The piglets are then fed separately from their mother. As it grows, it changes from easy-to-digest food to unique nutritionally balanced food, and grows quickly. Strict health management and sanitary standards are required throughout the entire process, and high quality standards are set to provide safe pork.

Facing and Cuddling with Pigs. Thoughts on the Yume no Daichi brand pork.

Common pig breeds

A wide variety of breeds are bred around the world, including Great Yorkshire, Landrace, Duroc, Berkshire, Hampshire and Middle Yorkshire. Here is a brief overview of the characteristics of each variety.

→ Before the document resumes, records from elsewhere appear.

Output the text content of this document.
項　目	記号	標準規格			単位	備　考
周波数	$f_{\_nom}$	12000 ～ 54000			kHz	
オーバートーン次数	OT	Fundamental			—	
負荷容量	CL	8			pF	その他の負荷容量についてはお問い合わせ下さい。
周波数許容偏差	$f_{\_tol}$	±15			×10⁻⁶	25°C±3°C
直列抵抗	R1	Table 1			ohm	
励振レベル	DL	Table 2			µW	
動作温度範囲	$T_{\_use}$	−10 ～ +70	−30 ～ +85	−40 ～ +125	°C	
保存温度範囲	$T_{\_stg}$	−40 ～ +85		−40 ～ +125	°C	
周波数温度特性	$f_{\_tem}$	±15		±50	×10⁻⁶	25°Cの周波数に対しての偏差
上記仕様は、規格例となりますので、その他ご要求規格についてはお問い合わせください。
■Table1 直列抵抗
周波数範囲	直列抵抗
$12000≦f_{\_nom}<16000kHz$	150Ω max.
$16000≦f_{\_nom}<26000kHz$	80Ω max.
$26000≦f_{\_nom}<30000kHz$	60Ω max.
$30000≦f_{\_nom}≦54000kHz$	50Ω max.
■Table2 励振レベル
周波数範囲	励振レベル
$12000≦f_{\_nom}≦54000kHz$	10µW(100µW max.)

:Varieties used in “Yume no Daichi”

Large Yorkshire pig

A white-haired breed that originated in Yorkshire, England. It is large, has erect ears, and weighs more than 350 kg when it becomes an adult pig. The meat has a lot of red meat and is highly valued as a raw material for processing. Besides Japan, it is widely bred in the United Kingdom and the United States, and is known as a breed that grows quickly and is excellent for breeding.

Landrace pig

A breed with a white coat that was created by crossing a native Danish breed with a large Yorkshire breed. It is characterized by its large size, straight nose, and large drooping ears. Due to its thin backfat and high lean meat, it is commonly used for processed foods such as bacon. In addition to being the most common breed in Japan, it has high litter size and milk production, and has excellent reproductive ability.

Duroc pig

A reddish-brown breed of pig native to America. They are characterized by their large drooping ears, and are well-boned, well-fleshed, and known for being highly active. Because it marbling easily and the meat is soft and juicy, it is highly valued as a high-quality meat and is widely raised around the world.

Berkshire pig

A relatively old breed originating in England, this breed is called “Kurobuta” in Japan. It is sometimes called “Rokuhakubuta” because it has white fur on the tip of its nose, the tips of its limbs, and the tip of its tail, while its entire body is black. It is known as pork with a good balance of lean meat and fat, excellent taste and texture, and no odor. It is one of the available varieties.

Hampshire pig

A breed native to Hampshire, England. They often have black hair, short legs, and a distinctive body shape. They are easy to care for, are considered hardy, and are often suitable for free-range and outdoor use. In particular, it is characterized by the excellent meat quality of parts that are considered to be high-grade parts of pork, such as shoulders, fillets, and ribs.

Middle Yorkshire pig

A white breed of pig originating in England. It has a rather large body with semi-dropped ears, is strong and has high fecundity, so productivity is good. Because it is easy to raise and the breeding period is relatively short, the production volume is large, contributing to the stable supply of pork. It is widely bred in Japan and is one of the essential breeds for pork production.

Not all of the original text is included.